This essay first appeared on Business Day, April 14, 2020
The potential rise in oil prices and weak demand for SA’s agricultural exports from most regions are two additional challenges for the agricultural sector that are spinning off the COVID-19 pandemic.
Global oil prices came under pressure at the beginning of March after a dispute between Saudi Arabia and Russia, which led to both countries increasing their oil production. Brent crude prices fell 60% before staging a 29% recovery to end at $24 per barrel last week. The collapse in oil prices was beneficial to oil and petroleum product importing countries such as SA, as it offset the effect of a drastic weakening of their domestic currencies over the same period.
However, the tide has now turned. The Opec crude oil cartel agreed to reduce oil production by 9.7-million barrels a day in May and June, which roughly equates to 10% of global supply. Moreover, there is a commitment to continue oil reductions until April 2022. This means the decline we saw in oil prices could soon be reversed.
This could manifest in domestic fuel prices from May, a month when the summer grain harvest will be commencing and the citrus harvest will be in full swing. Meanwhile, the winter grain planting season will be in its early stages. All these processes require more fuel consumption at a time when prices are likely to be increasing. Fuel accounts for 11% of SA’s grain production costs, so an increase in fuel prices would be a notable drawback.
What’s more, the agribusinesses involved in the logistics chain could also be hit. About 80% of SA’s grain and a substantial volume of other agricultural products are transported by road.
Second, the spectre of slowing demand for SA’s agricultural exports is no longer confined to the European and Asian markets, which on their own are crucial markets accounting for 50% of SA’s agricultural exports of R142bn in 2019. The African market, which generally accounts for 40% of SA’s agricultural exports, could also experience slowing demand in 2020. This might be the case notwithstanding the potential food shortage in various countries in the rest of Africa this year.
While the rate of confirmed COVID-19 cases is low on the continent, other than in SA, there are various key contributing factors to slowing demand. Chief among them is the relative weakness of currencies across the region amid the pandemic, which could lead to rising food prices. Another is supply chain disruptions as various countries implement strict border closures to curb the COVID-19 pandemic.
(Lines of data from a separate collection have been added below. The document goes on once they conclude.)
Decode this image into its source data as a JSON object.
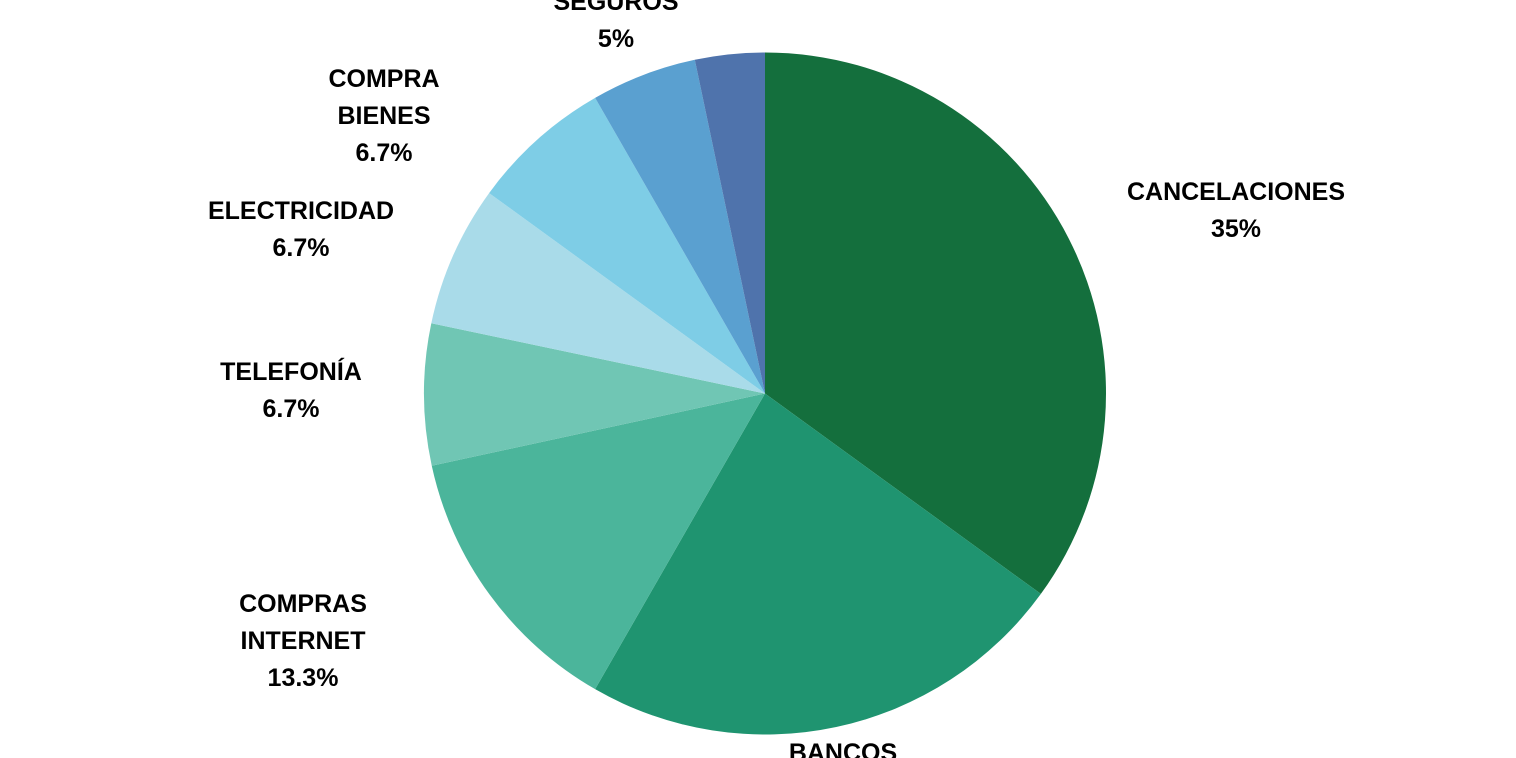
{
  "chart_data": {
    "type": "pie",
    "title": "",
    "legend": "none",
    "background_color": "#FFFFFF",
    "label_color": "#000000",
    "start_angle_deg": 0,
    "direction": "clockwise",
    "label_style": "outside, bold, black, category name over percentage",
    "slices": [
      {
        "label": "CANCELACIONES",
        "label_lines": [
          "CANCELACIONES"
        ],
        "pct_label": "35%",
        "value": 35,
        "color": "#146F3D",
        "label_visible": true,
        "pct_visible": true
      },
      {
        "label": "BANCOS",
        "label_lines": [
          "BANCOS"
        ],
        "pct_label": "",
        "value": 23.3,
        "color": "#1F9470",
        "label_visible": true,
        "pct_visible": false
      },
      {
        "label": "COMPRAS INTERNET",
        "label_lines": [
          "COMPRAS",
          "INTERNET"
        ],
        "pct_label": "13.3%",
        "value": 13.3,
        "color": "#4BB59B",
        "label_visible": true,
        "pct_visible": true
      },
      {
        "label": "TELEFONÍA",
        "label_lines": [
          "TELEFONÍA"
        ],
        "pct_label": "6.7%",
        "value": 6.7,
        "color": "#70C6B4",
        "label_visible": true,
        "pct_visible": true
      },
      {
        "label": "ELECTRICIDAD",
        "label_lines": [
          "ELECTRICIDAD"
        ],
        "pct_label": "6.7%",
        "value": 6.7,
        "color": "#A9DBE9",
        "label_visible": true,
        "pct_visible": true
      },
      {
        "label": "COMPRA BIENES",
        "label_lines": [
          "COMPRA",
          "BIENES"
        ],
        "pct_label": "6.7%",
        "value": 6.7,
        "color": "#7ECDE6",
        "label_visible": true,
        "pct_visible": true
      },
      {
        "label": "SEGUROS",
        "label_lines": [
          "SEGUROS"
        ],
        "pct_label": "5%",
        "value": 5,
        "color": "#5AA0D0",
        "label_visible": true,
        "pct_visible": true
      },
      {
        "label": "",
        "label_lines": [],
        "pct_label": "",
        "value": 3.3,
        "color": "#4F73AC",
        "label_visible": false,
        "pct_visible": false
      }
    ]
  }
}
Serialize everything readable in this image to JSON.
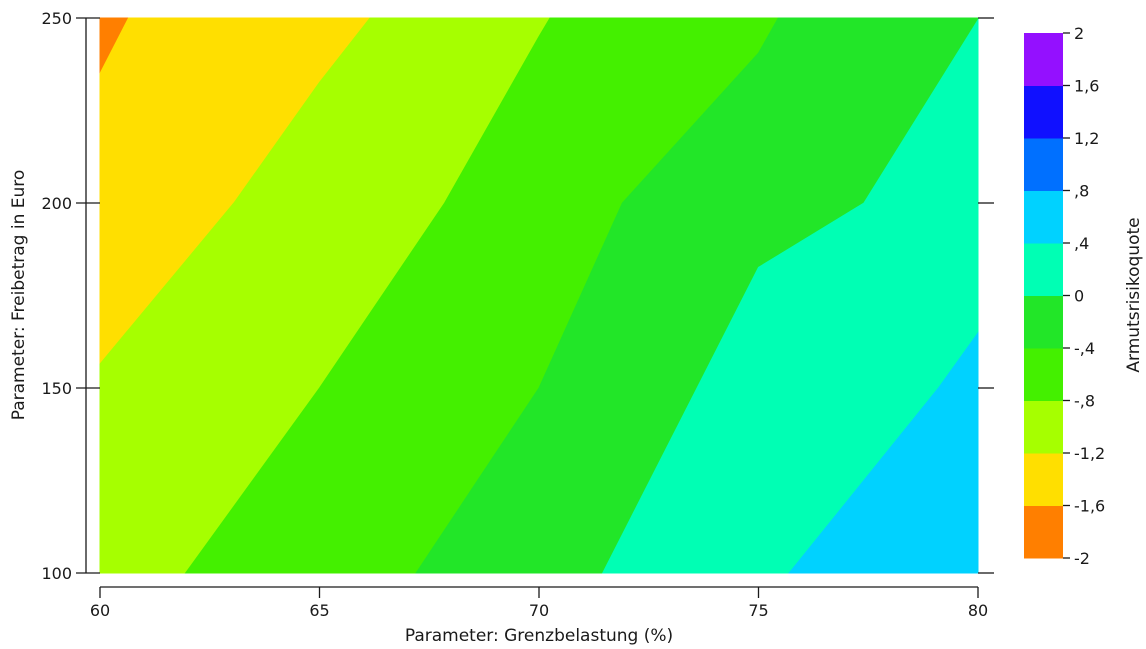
{
  "chart_data": {
    "type": "contour",
    "xlabel": "Parameter: Grenzbelastung (%)",
    "ylabel": "Parameter: Freibetrag in Euro",
    "xlim": [
      60,
      80
    ],
    "ylim": [
      100,
      250
    ],
    "x_ticks": [
      60,
      65,
      70,
      75,
      80
    ],
    "x_tick_labels": [
      "60",
      "65",
      "70",
      "75",
      "80"
    ],
    "y_ticks": [
      100,
      150,
      200,
      250
    ],
    "y_tick_labels": [
      "100",
      "150",
      "200",
      "250"
    ],
    "colorbar": {
      "label": "Armutsrisikoquote",
      "levels": [
        -2,
        -1.6,
        -1.2,
        -0.8,
        -0.4,
        0,
        0.4,
        0.8,
        1.2,
        1.6,
        2
      ],
      "tick_labels": [
        "-2",
        "-1,6",
        "-1,2",
        "-,8",
        "-,4",
        "0",
        ",4",
        ",8",
        "1,2",
        "1,6",
        "2"
      ],
      "colors": [
        "#ff7f00",
        "#ffdf00",
        "#a6ff00",
        "#44f000",
        "#22e628",
        "#00ffb4",
        "#00d2ff",
        "#0070ff",
        "#1010ff",
        "#9410ff"
      ]
    },
    "regions": [
      {
        "level_range": [
          -2.0,
          -1.6
        ],
        "points": [
          [
            60,
            235
          ],
          [
            60.65,
            250
          ],
          [
            60,
            250
          ]
        ]
      },
      {
        "level_range": [
          -1.6,
          -1.2
        ],
        "points": [
          [
            60,
            156.5
          ],
          [
            63.05,
            200
          ],
          [
            65,
            232.6
          ],
          [
            66.15,
            250
          ],
          [
            60.65,
            250
          ],
          [
            60,
            235
          ]
        ]
      },
      {
        "level_range": [
          -1.2,
          -0.8
        ],
        "points": [
          [
            60,
            100
          ],
          [
            61.95,
            100
          ],
          [
            65,
            150
          ],
          [
            67.85,
            200
          ],
          [
            70,
            245
          ],
          [
            70.25,
            250
          ],
          [
            66.15,
            250
          ],
          [
            65,
            232.6
          ],
          [
            63.05,
            200
          ],
          [
            60,
            156.5
          ]
        ]
      },
      {
        "level_range": [
          -0.8,
          -0.4
        ],
        "points": [
          [
            61.95,
            100
          ],
          [
            67.2,
            100
          ],
          [
            70,
            150
          ],
          [
            71.9,
            200
          ],
          [
            75,
            240.5
          ],
          [
            75.45,
            250
          ],
          [
            70.25,
            250
          ],
          [
            70,
            245
          ],
          [
            67.85,
            200
          ],
          [
            65,
            150
          ]
        ]
      },
      {
        "level_range": [
          -0.4,
          0.0
        ],
        "points": [
          [
            67.2,
            100
          ],
          [
            71.45,
            100
          ],
          [
            75,
            182.6
          ],
          [
            77.4,
            200
          ],
          [
            80,
            249.5
          ],
          [
            80,
            250
          ],
          [
            75.45,
            250
          ],
          [
            75,
            240.5
          ],
          [
            71.9,
            200
          ],
          [
            70,
            150
          ]
        ]
      },
      {
        "level_range": [
          0.0,
          0.4
        ],
        "points": [
          [
            71.45,
            100
          ],
          [
            75.7,
            100
          ],
          [
            79.1,
            150
          ],
          [
            80,
            164.9
          ],
          [
            80,
            249.5
          ],
          [
            77.4,
            200
          ],
          [
            75,
            182.6
          ]
        ]
      },
      {
        "level_range": [
          0.4,
          0.8
        ],
        "points": [
          [
            75.7,
            100
          ],
          [
            80,
            100
          ],
          [
            80,
            164.9
          ],
          [
            79.1,
            150
          ]
        ]
      }
    ]
  }
}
In the event that lower demand for SA’s agricultural products becomes a reality in some markets, the effect could be felt across various agricultural industries. The aforementioned regions constitute about 90% of SA’s agricultural export markets, which means any glitches in trade activity could have a notable effect. Having said this, the evidence available so far remains encouraging that exports will continue with limited glitches, which have mostly been on the side of SA’s ports and roadblocks.
Essentially, while the SA agricultural and agribusiness sector is not as hard hit by the COVID-19 pandemic as other sectors of the economy, there are still a number of challenges that could weigh on profitability.
With regard to potential rising fuel prices in the near term, it would be advisable for agribusinesses and farmers to hedge their fuel prices for use during the harvest and post-harvest periods. However, trade could remain challenging, especially if one considers the potential fall in consumer buying power in SA’s traditional markets.